A similar cultural change has already been achieved on the
subject of drink driving. 50 years ago, drink driving was not thought to be a
particularly bad thing. A large number of people were killed or injured in
accidents where a driver had been drinking. But the landscape has been
transformed by a combination of laws introducing limits on blood alcohol
levels, technology in the form of breathalysers, police powers to stop
suspected drunk drivers, and public information campaigns about the risks and
effects of drink driving.
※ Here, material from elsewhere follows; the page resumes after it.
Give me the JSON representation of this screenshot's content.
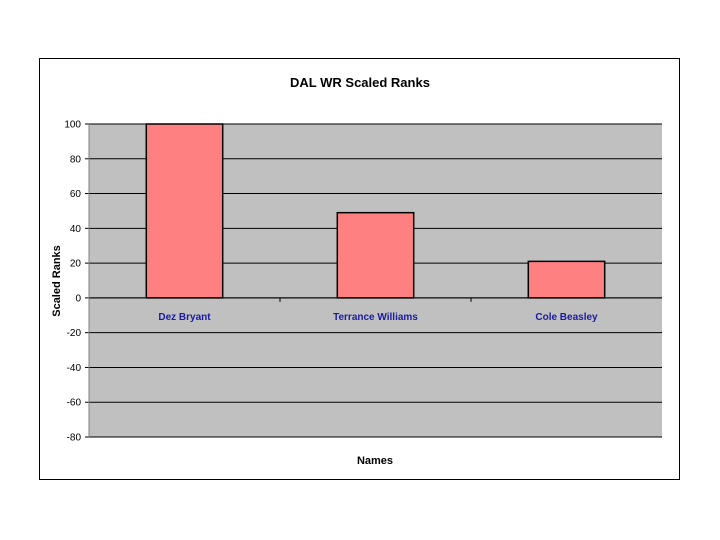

Drink driving is now much rarer, there are far fewer
alcohol-related accidents, and couples routinely decide who will be the
"designated driver" and so not drink when they go out, or they decide
to travel by public transport instead.
This is the kind of cultural change that Mandate Now is
looking to bring to the field of child protection. The change in culture will
follow the legislation, as people gradually get used to the new rules.